Keep this in mind; like you, other podcasters need guests for their shows as well. The easiest way to reach out to them is through social media or email. But, just like when reaching out to a potential guest, your email or private message needs to be personalized. DO NOT copy and paste a generic message to other podcasters, asking them if you can come pitch yourself to their listeners. They will refuse you.
Instead, pick out some podcasts that you know you'd be a good fit for. You can find these by searching iTunes for the category of podcast that you do, yourself. Remember, podcasts with the most ratings and reviews also have the most engaged audiences. Pick five, and then move on to the next step.
Download and listen to at least 3 episodes of each podcast you picked out. This gives you a good idea of what their show is like, what you could add, as far as value goes, and if they even do interviews.
Once you're sure you'd be a good fit for their show, reach out to them.
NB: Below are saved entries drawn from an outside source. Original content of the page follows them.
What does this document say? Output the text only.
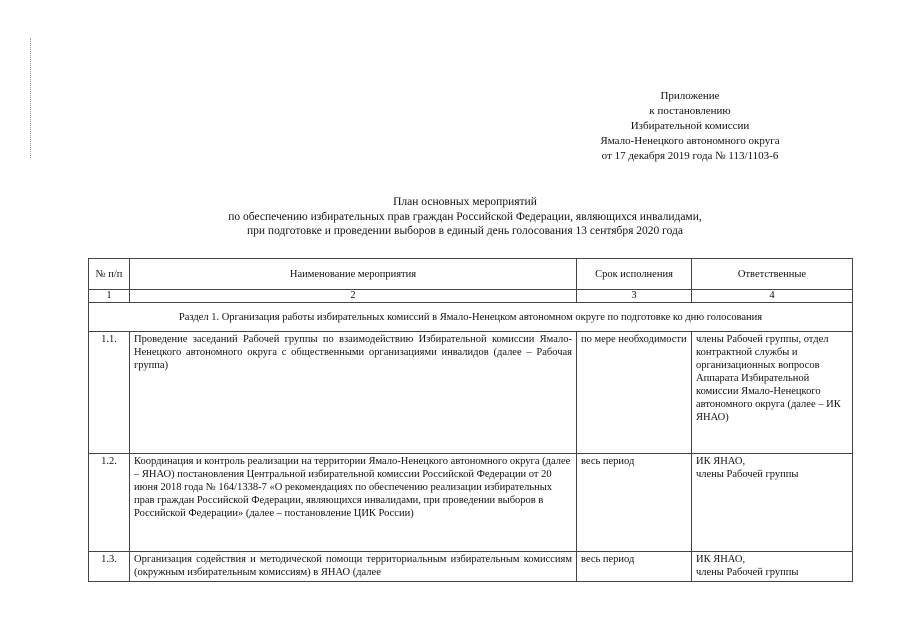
Приложение
к постановлению
Избирательной комиссии
Ямало-Ненецкого автономного округа
от 17 декабря 2019 года № 113/1103-6
План основных мероприятий
по обеспечению избирательных прав граждан Российской Федерации, являющихся инвалидами,
при подготовке и проведении выборов в единый день голосования 13 сентября 2020 года
№ п/п	Наименование мероприятия	Срок исполнения	Ответственные
1	2	3	4
Раздел 1. Организация работы избирательных комиссий в Ямало-Ненецком автономном округе по подготовке ко дню голосования			
1.1.	Проведение заседаний Рабочей группы по взаимодействию Избирательной комиссии Ямало-Ненецкого автономного округа с общественными организациями инвалидов (далее – Рабочая группа)	по мере необходимости	члены Рабочей группы, отдел контрактной службы и организационных вопросов Аппарата Избирательной комиссии Ямало-Ненецкого автономного округа (далее – ИК ЯНАО)
1.2.	Координация и контроль реализации на территории Ямало-Ненецкого автономного округа (далее – ЯНАО) постановления Центральной избирательной комиссии Российской Федерации от 20 июня 2018 года № 164/1338-7 «О рекомендациях по обеспечению реализации избирательных прав граждан Российской Федерации, являющихся инвалидами, при проведении выборов в Российской Федерации» (далее – постановление ЦИК России)	весь период	ИК ЯНАО,
члены Рабочей группы

1.3.	Организация содействия и методической помощи территориальным избирательным комиссиям (окружным избирательным комиссиям) в ЯНАО (далее	весь период	ИК ЯНАО,
члены Рабочей группы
Tell them how much you like their podcast, and make mention of something only a true listener would know about. Then, introduce yourself, and ask them if they'd be down to have you on as a guest on their show.
Make your pitch in terms of why how it would benefit their listeners and you'll face a lot less resistance. "I'd love to teach your audience about..." or "since I'm already a listener, I'm betting your other listeners would love to hear us talk about..."
If this is too bold, you could always try a soft pitch.
Ask them to come on your show, and in exchange, you come on theirs. That way you can cross promote each other. This type of arrangement almost always works out great for both parties involved.
6. Don't Forget Your CTA
At the end of every episode, include a Call To Action.
You just poured your heart into providing something of value. Your listener wept, they cheered, they laughed and they learned. It's not unfair for you to ask for a little something-something in return.
Ask them to subscribe on iTunes. Ask them to rate and review the show. Ask them to join your newsletter. Ask them to share the show with someone they know who would enjoy it.
Never end an episode without asking your listener to do something that will help grow the size of your audience. But don't go overboard.
Don't ask them to do all the things I just mentioned. Pick one. You can change it up each week, or hammer home on the most important, but only ask for one thing as your call to action.
Then thank them for listening, and tell them you'll talk to them again, next week.
7. Patience and Dedication
And lastly, we have patience and dedication.
Rome wasn't built in a day. Neither was any great podcast. These things take time.
Most podcasters give up before they even have a chance to succeed. This is the biggest reason many of them fail; because they didn't give it time to take root.
If you show up and do the things listed above, your podcast will have steady growth. If you have patience and let your podcast take its course, you will hit a stride.
There's no saying what the one thing will be that works for you, but when it happens, you'll know it. One day, you'll check your downloads, and see a huge jump in downloads.
And when that happens, it starts to snowball. So be ready.